Occasionally, there comes along a book so unexpectedly rich and deep that it simply cannot be read except in small sections and with much reflection on its contents. My Way of Life: Pocket Edition of St. Thomas--The Summa Simplified for Everyone is just such a book. I ran across this little-known work hidden away in a used bookstore in Virginia last summer, and I have found it a magnificent simplification of St. Thomas' Summa. Moreover, I have found it a powerful aid to the spiritual and moral life when combined with frequent reflection and meditation on the simple truths contained therein.

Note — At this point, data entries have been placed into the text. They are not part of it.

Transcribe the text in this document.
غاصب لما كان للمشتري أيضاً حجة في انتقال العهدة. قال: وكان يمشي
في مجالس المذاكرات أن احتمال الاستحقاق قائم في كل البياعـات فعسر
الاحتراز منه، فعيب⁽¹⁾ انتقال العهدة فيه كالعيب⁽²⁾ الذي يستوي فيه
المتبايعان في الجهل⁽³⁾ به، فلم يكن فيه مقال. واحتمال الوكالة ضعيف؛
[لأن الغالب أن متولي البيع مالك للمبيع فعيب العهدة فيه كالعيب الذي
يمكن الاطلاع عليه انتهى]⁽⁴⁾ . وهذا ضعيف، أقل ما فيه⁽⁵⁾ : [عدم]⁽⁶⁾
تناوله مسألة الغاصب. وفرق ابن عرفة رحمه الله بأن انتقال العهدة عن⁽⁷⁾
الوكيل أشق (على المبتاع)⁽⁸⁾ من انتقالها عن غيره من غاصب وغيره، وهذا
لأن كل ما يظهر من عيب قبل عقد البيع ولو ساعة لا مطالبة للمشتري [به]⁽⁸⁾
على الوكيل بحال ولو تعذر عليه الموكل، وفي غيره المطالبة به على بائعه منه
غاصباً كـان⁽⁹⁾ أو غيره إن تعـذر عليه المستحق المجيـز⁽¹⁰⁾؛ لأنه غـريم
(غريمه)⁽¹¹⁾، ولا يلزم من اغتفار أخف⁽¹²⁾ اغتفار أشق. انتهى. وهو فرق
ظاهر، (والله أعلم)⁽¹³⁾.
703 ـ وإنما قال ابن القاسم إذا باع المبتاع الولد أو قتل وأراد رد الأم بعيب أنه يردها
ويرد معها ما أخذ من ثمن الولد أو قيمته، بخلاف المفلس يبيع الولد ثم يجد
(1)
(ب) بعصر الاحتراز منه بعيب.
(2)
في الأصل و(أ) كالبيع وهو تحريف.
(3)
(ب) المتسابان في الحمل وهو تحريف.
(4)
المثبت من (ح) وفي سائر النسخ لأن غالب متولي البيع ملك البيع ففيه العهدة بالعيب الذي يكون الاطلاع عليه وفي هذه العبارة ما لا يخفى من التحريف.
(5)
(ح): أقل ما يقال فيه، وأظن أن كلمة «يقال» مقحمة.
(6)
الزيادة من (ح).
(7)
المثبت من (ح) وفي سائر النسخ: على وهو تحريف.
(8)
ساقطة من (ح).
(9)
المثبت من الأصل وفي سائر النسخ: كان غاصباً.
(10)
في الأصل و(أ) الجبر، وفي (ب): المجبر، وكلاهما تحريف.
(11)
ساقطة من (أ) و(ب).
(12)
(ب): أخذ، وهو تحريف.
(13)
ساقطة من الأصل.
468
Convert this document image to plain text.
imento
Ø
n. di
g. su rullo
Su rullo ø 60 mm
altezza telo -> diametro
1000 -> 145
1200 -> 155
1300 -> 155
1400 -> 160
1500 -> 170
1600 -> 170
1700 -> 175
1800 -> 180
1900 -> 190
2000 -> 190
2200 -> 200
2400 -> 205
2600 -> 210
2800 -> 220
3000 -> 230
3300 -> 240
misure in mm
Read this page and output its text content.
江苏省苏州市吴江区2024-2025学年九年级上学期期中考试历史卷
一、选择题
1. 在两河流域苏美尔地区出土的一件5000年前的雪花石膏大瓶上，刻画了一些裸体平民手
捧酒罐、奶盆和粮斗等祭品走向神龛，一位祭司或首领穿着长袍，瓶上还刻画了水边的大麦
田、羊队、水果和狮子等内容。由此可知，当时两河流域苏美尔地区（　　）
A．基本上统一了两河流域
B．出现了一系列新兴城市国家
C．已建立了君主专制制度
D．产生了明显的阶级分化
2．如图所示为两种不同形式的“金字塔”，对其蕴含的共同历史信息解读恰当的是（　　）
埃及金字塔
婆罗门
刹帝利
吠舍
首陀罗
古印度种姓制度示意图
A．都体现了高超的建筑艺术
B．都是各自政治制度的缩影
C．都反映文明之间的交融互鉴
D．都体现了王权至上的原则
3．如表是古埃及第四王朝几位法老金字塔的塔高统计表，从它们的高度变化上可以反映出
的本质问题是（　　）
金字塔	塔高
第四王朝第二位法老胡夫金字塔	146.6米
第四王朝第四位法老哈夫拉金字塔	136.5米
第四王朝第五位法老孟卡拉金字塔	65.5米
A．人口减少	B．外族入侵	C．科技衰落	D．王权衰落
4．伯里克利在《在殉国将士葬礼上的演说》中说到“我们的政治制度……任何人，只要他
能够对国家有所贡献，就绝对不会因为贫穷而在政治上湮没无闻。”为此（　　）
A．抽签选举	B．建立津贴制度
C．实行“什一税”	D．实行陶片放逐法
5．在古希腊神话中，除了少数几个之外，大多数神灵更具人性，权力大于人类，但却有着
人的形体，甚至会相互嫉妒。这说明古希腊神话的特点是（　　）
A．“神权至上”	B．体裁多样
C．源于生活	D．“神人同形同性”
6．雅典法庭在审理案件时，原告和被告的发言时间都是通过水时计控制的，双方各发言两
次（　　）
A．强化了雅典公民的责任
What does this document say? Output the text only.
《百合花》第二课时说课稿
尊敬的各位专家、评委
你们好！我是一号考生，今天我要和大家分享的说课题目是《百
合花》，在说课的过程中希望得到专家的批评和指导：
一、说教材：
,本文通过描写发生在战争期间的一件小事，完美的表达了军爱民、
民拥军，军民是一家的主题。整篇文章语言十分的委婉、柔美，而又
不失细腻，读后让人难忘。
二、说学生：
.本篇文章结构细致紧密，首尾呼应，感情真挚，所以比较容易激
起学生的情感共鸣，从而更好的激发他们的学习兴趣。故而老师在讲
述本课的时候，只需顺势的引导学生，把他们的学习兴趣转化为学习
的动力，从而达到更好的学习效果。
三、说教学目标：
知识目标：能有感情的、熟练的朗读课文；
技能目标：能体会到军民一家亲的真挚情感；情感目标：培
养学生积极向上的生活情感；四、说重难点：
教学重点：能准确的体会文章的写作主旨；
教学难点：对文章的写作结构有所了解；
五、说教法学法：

The beauty of this little book, in addition to the profound thoughts of St. Thomas it captures, is the outstanding writing of its two authors. Part I is the work of the distinguished Thomist scholar, Walter Farrell, O.P., who died after its completion. Parts II and III were written by Martin J. Healy, former Professor of Dogmatic Theology at the Seminary of the Immaculate Conception in New York. Both authors relate in clear and easily understandable terms the weighty thoughts of St. Thomas, which is no small task.
I cannot recommend highly enough this virtual handbook for living. Farrell's first two chapters (Part I) on "The One God" and "Knowledge and Love of God" are a stunning introduction to the places this book will take you. And, the section (Chapter V of Pt. IIa) on "Happiness and the Passions" made me dizzy with its depth, complexity and profundity. Healy writes: "The passions are all ordered, whether directly or indirectly, to the good of man. If they lead a man to evil, whether physical or moral, it will be due to some defect in man's perception of what is good or evil for him or to some defect in his will which leads him to choose what is physically or morally evil." The chapter (V of Pt. IIb) , "Justice: Happiness in Society", ought to be required reading in American law schools (but don't hold your breath).
Clearly, My Way of Life is Catholic in its theology, particularly Part III, but much within its pages would be profitable to all people of good will. "Unless the mind of a man is nourished on truth, his heart is shrunken and starved . . . Our hearts can be aflame only with the fuel offered by our minds." (pp. 24-25). This book will nourish the mind and set the heart aflame.